In many cases it can be hard to exactly know the types that will come out. One major example is matrix factorizations. Each “matrix type” has its own Julia type, because it’s easy to see how specializing on matrix types can give you much faster algorithms (tridiagonal solvers, banded solvers, etc.). But the generic \ does not actually know which matrix type it needs to internally create. But that doesn’t matter: it can at runtime find out, factorize into the appropriate type, do a ~100ns dynamic dispatch to then solve \ using the specialized matrix type. 100ns is peanuts compared to the rest of the computation, making this a very good idea.

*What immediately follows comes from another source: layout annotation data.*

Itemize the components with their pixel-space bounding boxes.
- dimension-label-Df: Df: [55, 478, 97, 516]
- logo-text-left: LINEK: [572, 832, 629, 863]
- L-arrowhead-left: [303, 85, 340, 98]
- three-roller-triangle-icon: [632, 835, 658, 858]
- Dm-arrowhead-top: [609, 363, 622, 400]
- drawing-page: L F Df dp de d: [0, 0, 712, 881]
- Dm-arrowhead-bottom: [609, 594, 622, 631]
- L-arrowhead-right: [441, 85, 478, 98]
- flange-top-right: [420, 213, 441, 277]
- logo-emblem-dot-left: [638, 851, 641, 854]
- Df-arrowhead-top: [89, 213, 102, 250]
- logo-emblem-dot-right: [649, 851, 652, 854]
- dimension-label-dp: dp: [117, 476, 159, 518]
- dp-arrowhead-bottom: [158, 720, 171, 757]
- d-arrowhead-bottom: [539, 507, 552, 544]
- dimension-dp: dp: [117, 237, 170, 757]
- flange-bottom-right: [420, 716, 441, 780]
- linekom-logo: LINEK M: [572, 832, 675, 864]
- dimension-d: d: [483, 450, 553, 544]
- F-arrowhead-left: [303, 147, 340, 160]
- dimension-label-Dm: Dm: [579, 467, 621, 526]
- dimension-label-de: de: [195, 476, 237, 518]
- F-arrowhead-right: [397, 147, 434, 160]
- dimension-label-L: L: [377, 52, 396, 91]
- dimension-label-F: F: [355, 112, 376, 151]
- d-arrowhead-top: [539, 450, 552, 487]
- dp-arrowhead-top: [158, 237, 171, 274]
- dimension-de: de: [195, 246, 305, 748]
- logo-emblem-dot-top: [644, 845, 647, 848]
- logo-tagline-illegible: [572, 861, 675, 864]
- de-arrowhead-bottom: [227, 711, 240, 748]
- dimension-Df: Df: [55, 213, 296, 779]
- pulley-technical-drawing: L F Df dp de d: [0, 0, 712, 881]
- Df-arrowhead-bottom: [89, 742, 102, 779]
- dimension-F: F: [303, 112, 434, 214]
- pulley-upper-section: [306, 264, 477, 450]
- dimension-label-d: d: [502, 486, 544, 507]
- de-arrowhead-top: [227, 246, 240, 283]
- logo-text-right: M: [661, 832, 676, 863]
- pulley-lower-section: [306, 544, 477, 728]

For this to be completely internally type stable, you would have to:
- Always have the user decide what factorization to use
- Only use one factorization
- Always factorize to the same type, and at runtime use checks for what matrix operations to perform in the resulting steps
(1) and (2) are restrictive design-wise (and are what you see in C APIs). (3) is slower and is what you see in something like MATLAB. An internal type-instability solves the problem beautifully, taking a single tiny internal dynamic dispatch (a “function barrier” if you will), to get the flexibility and performance.
And you’ll notice that in many cases, you want a design that is “type-instability + function barrier”. This allows you to make a high level algorithm choice which then drops down to an efficient compiled code, with a pretty small runtime check (the dynamic dispatch) in the middle. NLsolve + ForwardDiff and the dynamic choice of the chunksize is another example of this, where there’s a tiny runtime cost that then enters into an efficient code.
The design space is just much larger when you allow this. It’s actually a very unique feature in Julia that should be embraced and not avoided.